- Born: James Patrick Clench May 1, 1949
- Died: November 3, 2010 (aged 61) Montreal, Quebec, Canada
- Genres: Rock
- Occupation: Musician
- Instruments: Bass, vocals
- Years active: 1971–2006

= Jim Clench =

Canadian musician (1949–2010)

James Patrick Clench (May 1, 1949 – November 3, 2010) was a Canadian bassist, vocalist and songwriter known for his roles in the rock bands April Wine and Bachman–Turner Overdrive.

== With April Wine (first run) ==
Clench was asked to join April Wine after their original bassist Jim Henman decided to leave the band in October 1971. Although Myles Goodwyn was April Wine's primary lead singer, Clench was lead vocalist on songs such as the hit singles "Oowatanite" (which he also wrote) and "Weeping Widow". In 1975, after recording three studio albums and one live, Clench decided to leave April Wine and was replaced by former Mashmakhan bassist Steve Lang.

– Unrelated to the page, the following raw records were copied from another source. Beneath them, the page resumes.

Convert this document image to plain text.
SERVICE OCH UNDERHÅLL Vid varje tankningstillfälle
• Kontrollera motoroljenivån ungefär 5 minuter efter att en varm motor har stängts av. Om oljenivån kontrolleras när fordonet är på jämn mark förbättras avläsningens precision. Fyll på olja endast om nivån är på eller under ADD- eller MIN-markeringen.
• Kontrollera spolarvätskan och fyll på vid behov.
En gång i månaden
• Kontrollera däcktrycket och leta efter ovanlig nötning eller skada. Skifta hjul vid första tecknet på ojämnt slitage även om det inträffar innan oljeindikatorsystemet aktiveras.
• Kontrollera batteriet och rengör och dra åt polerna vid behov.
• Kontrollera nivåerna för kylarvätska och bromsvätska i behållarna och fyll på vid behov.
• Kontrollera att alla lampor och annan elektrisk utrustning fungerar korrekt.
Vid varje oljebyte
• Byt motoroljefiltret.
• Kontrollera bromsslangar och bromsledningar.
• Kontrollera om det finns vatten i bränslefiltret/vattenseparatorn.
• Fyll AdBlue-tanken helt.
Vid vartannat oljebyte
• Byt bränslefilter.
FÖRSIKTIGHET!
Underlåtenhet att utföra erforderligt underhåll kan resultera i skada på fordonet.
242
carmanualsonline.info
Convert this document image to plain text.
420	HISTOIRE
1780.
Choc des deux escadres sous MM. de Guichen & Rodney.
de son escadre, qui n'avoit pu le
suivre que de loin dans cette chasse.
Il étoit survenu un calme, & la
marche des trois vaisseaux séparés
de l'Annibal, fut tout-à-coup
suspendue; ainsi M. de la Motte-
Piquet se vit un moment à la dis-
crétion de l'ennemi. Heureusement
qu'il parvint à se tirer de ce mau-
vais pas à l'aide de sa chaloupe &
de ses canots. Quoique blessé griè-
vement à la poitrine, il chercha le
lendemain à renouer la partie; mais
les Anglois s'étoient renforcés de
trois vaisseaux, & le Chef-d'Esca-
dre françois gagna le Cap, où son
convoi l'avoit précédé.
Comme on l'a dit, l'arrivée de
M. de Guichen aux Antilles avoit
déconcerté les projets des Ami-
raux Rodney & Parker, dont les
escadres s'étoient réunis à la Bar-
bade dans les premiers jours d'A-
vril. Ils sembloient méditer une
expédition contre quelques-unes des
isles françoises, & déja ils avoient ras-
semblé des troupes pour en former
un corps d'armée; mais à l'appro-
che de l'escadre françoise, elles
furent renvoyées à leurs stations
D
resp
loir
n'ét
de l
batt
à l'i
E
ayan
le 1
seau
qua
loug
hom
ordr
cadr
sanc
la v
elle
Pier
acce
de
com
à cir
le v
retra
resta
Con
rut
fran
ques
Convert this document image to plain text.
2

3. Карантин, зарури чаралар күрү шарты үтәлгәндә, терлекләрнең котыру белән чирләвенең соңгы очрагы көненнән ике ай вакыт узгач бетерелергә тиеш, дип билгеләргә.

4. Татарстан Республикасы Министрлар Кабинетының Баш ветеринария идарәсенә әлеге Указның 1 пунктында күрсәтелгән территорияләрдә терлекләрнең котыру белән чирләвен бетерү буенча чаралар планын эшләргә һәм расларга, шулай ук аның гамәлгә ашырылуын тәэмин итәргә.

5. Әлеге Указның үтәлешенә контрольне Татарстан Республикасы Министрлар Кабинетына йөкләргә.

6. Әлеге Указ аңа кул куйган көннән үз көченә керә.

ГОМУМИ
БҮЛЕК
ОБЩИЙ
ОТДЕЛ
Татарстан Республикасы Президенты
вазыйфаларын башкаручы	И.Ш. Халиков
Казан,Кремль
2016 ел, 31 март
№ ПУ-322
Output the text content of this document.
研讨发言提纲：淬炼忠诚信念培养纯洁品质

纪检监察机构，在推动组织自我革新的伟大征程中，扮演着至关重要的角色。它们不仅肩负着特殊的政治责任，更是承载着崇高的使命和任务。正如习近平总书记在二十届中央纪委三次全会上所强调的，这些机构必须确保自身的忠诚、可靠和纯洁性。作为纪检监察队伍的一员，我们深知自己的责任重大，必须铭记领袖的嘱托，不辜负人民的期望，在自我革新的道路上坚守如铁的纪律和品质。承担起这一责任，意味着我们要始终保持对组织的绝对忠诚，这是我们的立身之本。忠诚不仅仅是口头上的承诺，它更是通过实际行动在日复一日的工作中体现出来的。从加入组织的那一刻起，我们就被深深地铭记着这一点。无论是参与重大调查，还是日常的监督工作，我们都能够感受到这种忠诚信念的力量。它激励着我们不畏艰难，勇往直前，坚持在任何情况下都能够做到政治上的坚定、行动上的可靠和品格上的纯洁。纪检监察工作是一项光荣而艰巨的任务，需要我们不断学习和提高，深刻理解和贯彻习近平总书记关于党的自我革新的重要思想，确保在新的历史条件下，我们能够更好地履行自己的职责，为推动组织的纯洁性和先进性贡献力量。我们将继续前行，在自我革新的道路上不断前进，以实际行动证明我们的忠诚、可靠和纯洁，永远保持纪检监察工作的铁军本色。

Early April Wine albums recorded with Clench include; On Record (1972), Electric Jewels (1973), Live! (1974), and Stand Back (1975), which was released just before he left the band.

== With Bachman–Turner Overdrive ==
In 1978, Clench was asked to join Bachman–Turner Overdrive to replace Randy Bachman, who decided to start a solo career. Clench was with BTO until its first breakup in 1979, appearing on the albums Street Action (1978) and Rock n' Roll Nights (1979). In addition to playing bass, Clench shared lead vocal duties with Fred Turner and wrote multiple songs for these two albums.

Shortly afterwards, Clench also appeared as a guest musician on Bryan Adams's 1980 debut album.

In 1980, Clench formed and toured with his own group, 451 Degrees. They released one album in Canada only. A video of their hit song, "Don't Walk", is available on YouTube.

Clench also appeared in Loverboy, who made their live debut opening for Kiss at Pacific Coliseum in Vancouver, British Columbia, on November 19, 1979. Shortly after this show, Clench was replaced by Scott Smith.

== With April Wine (second run) ==
In 1992, April Wine reformed and Clench accepted an invitation to rejoin. He then took part in four more studio albums recorded after the reformation. Those albums include; Attitude (1993), Frigate (1994), Back to the Mansion (2001), and Roughly Speaking (2006). Clench also appears on April Wine's Greatest Hits Live 2003.

In late 2006, Clench once again left April Wine, and was replaced by former Brutus/Offenbach bassist Breen LeBoeuf at the beginning of 2007.

== Death ==
On November 3, 2010, Clench died in a Montreal hospital after battling stage 4 lung cancer.